История уже не знает чистых племен. История не знает также чистых религий. Памятники Египта [297] принадлежат 18–й династии Фараонов и, следственно, позднее завоевания или владычества гиксосов. От 16–й, 15–й и, может быть, 14–й остается один целый обелиск (в Гелиополисе) да несколько обломков, употребленных в другие постройки. Египет не мог совершенно освободиться от влияния веры северной и тифонической: ибо такова была вера гиксосов по всем преданиям. Не все дела гиксосов и не вся память их были ненавистными народу. Ненависть эта, по всей вероятности, усилена была в позднейшее время расчетливостью жреческих выгод или исключительного патриотизма. Рассказы о ненависти народа к древним своим угнетателям записаны греками, а один из царей–пастырей, Апофис [298], удостоился почетного воспоминания как боголюбивый царь в памятнике Рамезеса Великого (Сезостриса), принадлежавшего к династии, изгнавшей гиксосов, и близкого к их времени. Но даже прежде их нашествия перенесение столицы из Фив, города жрецов, в Мемфис, город царей, указывает на желание освободиться от опеки жреческой касты. И это желание увенчалось успехом. Позднейший обычай, по которому все священнослужители должны были раз в год явиться в царское присутствие, может быть, есть только след победы, одержанной Менесом или его преемниками над феократиею. Во всяком случае, мы видим, что до пастырей власть перешла в средний и северный Египет, освободившись от стихии чисто эфиопской и принимая влияние юго–западной Азии. Многие династии возникли в городах, близких к Палестине и Аравии, и ласковый прием, сделанный Аврааму, доказывает, что вражда еще не совсем разорвала братские связи рода человеческого. Восстание южного Египта и эпоха Фараонов 18–й династии [299] составляют перелом в истории принильской стороны. Фивы (город Шивы, Аммона–Ра) опять овладели давно забытым первенством. Кушитская стихия победила северную, но следы прежних веков уже никогда изгладиться не могли.
Фивы до сих пор стоят как великолепнейшее свидетельство сил человеческих в борьбе с природою, полные красоты и величия, проникнутые гордою поэзиею вдохновенного художества. Где же Мемфис? Немец антикварий едва отыщет его приметы по описаниям древних. Можно перенести столицу с места на место, переменить образ правления, потрясти основу старины и предания, потом можно ввести условное верование, создать себе новую старину, и велеть, чтобы выросла из земли столица великолепнее прежней.

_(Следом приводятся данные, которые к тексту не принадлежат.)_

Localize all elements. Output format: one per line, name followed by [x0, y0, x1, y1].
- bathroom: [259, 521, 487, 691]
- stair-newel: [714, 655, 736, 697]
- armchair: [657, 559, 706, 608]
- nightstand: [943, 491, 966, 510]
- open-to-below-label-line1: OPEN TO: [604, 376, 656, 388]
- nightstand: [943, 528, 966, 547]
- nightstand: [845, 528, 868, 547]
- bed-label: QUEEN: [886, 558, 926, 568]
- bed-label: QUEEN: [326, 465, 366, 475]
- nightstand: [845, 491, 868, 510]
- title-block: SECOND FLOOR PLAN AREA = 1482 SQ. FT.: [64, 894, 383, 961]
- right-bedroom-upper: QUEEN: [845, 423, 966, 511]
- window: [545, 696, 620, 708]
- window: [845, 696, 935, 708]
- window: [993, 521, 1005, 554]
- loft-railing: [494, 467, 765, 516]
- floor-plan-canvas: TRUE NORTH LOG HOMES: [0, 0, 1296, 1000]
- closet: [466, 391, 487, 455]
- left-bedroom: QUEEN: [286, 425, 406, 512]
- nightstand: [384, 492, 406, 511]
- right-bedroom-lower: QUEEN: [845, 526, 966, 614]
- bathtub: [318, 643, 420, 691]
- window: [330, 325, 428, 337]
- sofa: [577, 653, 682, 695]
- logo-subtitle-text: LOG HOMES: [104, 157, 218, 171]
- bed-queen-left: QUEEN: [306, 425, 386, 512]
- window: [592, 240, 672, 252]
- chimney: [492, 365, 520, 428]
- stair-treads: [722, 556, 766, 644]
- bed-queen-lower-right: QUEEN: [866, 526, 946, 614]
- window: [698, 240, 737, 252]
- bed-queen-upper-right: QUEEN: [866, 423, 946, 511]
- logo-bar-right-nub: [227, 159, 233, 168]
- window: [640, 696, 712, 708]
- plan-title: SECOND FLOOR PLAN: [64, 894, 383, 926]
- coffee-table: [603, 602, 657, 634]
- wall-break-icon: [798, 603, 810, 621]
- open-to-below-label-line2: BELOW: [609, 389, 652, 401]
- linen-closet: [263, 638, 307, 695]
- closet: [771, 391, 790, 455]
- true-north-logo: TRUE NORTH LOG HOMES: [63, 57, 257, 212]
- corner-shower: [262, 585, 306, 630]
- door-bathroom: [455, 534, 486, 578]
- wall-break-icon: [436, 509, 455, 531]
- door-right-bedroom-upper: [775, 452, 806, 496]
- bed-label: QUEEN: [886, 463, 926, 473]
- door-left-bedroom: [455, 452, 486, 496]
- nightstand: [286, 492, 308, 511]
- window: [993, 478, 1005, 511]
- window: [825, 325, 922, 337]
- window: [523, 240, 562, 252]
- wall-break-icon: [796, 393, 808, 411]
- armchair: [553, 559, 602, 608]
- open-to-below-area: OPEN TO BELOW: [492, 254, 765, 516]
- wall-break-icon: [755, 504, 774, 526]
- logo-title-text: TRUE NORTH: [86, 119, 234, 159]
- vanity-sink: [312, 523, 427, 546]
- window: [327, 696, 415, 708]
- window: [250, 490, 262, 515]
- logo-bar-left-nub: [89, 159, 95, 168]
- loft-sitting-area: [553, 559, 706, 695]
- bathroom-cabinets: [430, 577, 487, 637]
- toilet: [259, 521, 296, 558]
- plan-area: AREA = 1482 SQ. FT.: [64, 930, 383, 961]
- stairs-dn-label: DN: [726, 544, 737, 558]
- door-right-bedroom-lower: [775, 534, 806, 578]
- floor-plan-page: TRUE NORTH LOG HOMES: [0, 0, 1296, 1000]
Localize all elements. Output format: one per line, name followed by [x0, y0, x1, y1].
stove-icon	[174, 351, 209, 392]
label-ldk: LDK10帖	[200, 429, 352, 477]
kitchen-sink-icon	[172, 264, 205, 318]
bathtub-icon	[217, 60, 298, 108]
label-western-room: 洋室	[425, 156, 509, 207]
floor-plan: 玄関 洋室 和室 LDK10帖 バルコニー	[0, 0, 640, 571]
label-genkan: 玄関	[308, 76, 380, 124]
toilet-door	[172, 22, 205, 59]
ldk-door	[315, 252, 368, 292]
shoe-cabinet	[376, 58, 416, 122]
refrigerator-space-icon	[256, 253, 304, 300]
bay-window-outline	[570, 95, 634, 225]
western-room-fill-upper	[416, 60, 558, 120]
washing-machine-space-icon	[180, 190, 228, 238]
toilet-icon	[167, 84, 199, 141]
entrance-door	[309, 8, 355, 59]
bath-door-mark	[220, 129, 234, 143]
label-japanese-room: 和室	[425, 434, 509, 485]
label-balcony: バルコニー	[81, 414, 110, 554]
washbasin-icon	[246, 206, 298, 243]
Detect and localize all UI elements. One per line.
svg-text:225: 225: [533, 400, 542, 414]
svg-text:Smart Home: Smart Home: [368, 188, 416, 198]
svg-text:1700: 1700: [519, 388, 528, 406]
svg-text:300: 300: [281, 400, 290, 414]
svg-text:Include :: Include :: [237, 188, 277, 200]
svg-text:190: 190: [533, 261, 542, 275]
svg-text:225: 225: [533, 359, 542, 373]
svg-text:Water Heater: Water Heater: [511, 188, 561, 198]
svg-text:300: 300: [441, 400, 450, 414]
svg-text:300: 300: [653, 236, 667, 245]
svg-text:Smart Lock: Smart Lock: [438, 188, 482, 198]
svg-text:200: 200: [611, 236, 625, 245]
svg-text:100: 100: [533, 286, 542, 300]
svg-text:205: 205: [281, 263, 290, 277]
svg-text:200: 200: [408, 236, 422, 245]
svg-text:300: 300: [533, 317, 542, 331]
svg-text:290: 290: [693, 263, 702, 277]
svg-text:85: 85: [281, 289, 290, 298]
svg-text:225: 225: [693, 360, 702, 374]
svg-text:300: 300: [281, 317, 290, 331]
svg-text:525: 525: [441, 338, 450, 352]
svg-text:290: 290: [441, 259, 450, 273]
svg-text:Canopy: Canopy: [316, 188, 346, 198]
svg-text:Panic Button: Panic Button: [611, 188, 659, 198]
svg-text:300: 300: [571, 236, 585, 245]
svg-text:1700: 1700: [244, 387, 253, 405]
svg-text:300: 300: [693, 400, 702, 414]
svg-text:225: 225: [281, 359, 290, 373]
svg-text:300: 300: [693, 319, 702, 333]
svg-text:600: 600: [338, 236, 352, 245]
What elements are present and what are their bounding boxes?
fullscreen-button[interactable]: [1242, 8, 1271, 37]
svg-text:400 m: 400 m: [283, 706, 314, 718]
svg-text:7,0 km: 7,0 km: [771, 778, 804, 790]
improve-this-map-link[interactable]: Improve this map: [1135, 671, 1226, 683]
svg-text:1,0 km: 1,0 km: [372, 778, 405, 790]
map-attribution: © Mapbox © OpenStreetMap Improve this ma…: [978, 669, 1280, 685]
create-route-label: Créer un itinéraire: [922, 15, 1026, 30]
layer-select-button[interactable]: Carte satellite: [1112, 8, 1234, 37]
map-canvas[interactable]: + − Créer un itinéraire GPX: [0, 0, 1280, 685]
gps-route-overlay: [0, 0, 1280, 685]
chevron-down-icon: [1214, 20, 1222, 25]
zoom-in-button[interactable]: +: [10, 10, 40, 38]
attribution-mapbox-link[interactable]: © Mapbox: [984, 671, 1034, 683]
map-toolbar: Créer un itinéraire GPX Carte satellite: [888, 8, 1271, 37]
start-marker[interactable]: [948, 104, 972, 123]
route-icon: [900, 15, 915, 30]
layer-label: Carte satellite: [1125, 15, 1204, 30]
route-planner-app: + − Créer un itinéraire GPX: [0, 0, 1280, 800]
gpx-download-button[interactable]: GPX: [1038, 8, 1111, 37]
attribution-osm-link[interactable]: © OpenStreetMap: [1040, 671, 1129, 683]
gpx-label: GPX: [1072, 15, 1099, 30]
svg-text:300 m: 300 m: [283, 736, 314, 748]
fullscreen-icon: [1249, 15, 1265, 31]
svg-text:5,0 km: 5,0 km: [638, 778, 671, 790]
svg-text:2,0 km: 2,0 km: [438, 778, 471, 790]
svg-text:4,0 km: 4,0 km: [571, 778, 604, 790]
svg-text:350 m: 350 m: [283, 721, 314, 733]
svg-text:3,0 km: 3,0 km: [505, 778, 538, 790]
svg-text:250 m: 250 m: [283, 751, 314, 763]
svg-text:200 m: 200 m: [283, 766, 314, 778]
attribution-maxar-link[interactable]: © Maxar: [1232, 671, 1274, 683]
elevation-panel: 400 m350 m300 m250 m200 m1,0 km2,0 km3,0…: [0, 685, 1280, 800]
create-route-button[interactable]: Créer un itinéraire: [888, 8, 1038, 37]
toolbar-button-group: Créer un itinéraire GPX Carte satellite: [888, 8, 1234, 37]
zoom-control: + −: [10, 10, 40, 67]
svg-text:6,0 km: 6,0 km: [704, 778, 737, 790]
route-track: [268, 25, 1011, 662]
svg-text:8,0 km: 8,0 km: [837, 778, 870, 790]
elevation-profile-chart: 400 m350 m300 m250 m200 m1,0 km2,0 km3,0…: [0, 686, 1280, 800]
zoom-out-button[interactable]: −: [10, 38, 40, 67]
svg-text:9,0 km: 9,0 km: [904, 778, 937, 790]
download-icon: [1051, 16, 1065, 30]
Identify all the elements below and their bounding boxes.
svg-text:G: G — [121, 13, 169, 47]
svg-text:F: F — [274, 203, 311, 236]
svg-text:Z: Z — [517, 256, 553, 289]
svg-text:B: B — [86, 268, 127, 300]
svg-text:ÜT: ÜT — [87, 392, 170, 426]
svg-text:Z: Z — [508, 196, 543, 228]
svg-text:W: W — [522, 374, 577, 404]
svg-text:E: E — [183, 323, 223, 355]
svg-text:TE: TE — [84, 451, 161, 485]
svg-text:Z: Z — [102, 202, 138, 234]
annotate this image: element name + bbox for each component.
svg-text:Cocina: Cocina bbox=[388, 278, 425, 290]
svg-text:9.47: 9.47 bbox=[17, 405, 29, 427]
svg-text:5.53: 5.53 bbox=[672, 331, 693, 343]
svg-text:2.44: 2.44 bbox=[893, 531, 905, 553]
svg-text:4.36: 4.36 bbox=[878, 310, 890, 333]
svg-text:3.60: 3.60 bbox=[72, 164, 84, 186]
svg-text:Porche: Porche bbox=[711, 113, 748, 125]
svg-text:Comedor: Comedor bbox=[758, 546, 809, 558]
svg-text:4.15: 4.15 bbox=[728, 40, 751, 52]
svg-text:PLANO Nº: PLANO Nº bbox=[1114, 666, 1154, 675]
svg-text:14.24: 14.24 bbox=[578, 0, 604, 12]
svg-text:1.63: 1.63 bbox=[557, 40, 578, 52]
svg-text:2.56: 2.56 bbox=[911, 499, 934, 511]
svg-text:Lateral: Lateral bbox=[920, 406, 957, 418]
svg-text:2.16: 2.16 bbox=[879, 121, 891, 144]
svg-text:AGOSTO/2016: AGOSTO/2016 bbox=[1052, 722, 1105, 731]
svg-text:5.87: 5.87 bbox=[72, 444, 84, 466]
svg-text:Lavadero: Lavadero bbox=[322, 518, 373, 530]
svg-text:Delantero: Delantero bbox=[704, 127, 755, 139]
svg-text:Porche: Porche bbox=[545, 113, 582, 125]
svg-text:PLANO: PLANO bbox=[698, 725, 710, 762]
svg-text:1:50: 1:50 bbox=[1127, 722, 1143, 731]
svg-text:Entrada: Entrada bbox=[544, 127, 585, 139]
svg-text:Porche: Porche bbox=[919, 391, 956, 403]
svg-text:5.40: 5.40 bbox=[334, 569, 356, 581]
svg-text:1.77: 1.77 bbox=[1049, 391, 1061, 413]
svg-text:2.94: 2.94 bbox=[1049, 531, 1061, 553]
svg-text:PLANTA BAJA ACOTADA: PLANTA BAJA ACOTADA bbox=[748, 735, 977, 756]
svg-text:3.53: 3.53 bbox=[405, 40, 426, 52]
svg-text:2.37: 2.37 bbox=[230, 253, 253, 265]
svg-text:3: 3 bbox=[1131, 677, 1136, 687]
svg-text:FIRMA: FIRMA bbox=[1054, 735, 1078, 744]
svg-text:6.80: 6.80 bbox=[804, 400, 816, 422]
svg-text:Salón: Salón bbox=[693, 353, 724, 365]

Все сделается: город выстроится, верование найдет поклонников, выдуманная старина пойдет за истинную, но духа прежнего, живого, уже не создать. Вяло и лениво потечет в искусственном русле река, некогда кипевшая в самородных берегах. Город разрушится без следов, верование будет мертвое, и предания исчезнут с самим государством. Кажется, такова была судьба богатой столицы северного Египта. Когда пронеслась буря гиксосов (в каком бы виде она ни нагрянула, ибо завоевание сомнительно), не Мемфис, но старые Фивы воплотили в себе народную жизнь и государственную славу [300]. Феникс возродился из своего пепла. Войска Рамзеса проникли в глубь Африки, к заветным истокам Нила и к загадочному Нигеру, протекли путем побед до Тавра, Арарата и отрогов Кавказа с одной стороны, до Инда и Оксуса с другой. Сезострис–завоеватель, предупреждая славу Александра и Кира, покорил мечу своему роскошь Вавилона и деревянные городки наших белокурых предков, вандов бактрийских (названных Схета [301], вероятно Гет, в фивских надписях). Флоты фараонов громили берега Индейского полуострова и Средиземного моря; наконец, проснувшийся дух каменосечца–кушита, развивая всю свою могущую односторонность, создал в Ибсамбуле, в Луксоре и Карнаке целый мир памятников, которых огромность и величавая красота остались недосягаемыми для многообразного просвещения позднейших веков. На севере уцелела только громада пирамид, принадлежащая Мемфисским династиям, но заклейменная проклятием народа и отсутствием изящных форм, они доказывают только то, что их создало не жизненное стремление Египта, а злоупотребление власти, поработившее вольную жизнь художественного племени.
История религии египетской более или менее повторяется в целом мире. Волнение человеческих судеб приводило все народы в беспрестанное столкновение и мешало все разнородные стихии племен и образования. Синкретизм, более или менее явный, составляет все древние мифологии посредством грубого сращения или искусственного сплавления, или смешения органического, сотворившего новые системы. Кроме влияний чуждых, внутренняя сила мысли в своих развратных страстях или благородных порывах везде изменяла первые основы верования. История человечества застает уже просвещение второбытное и развалины старых народов, она находит уже и все религии в их второй, синкретической эпохе.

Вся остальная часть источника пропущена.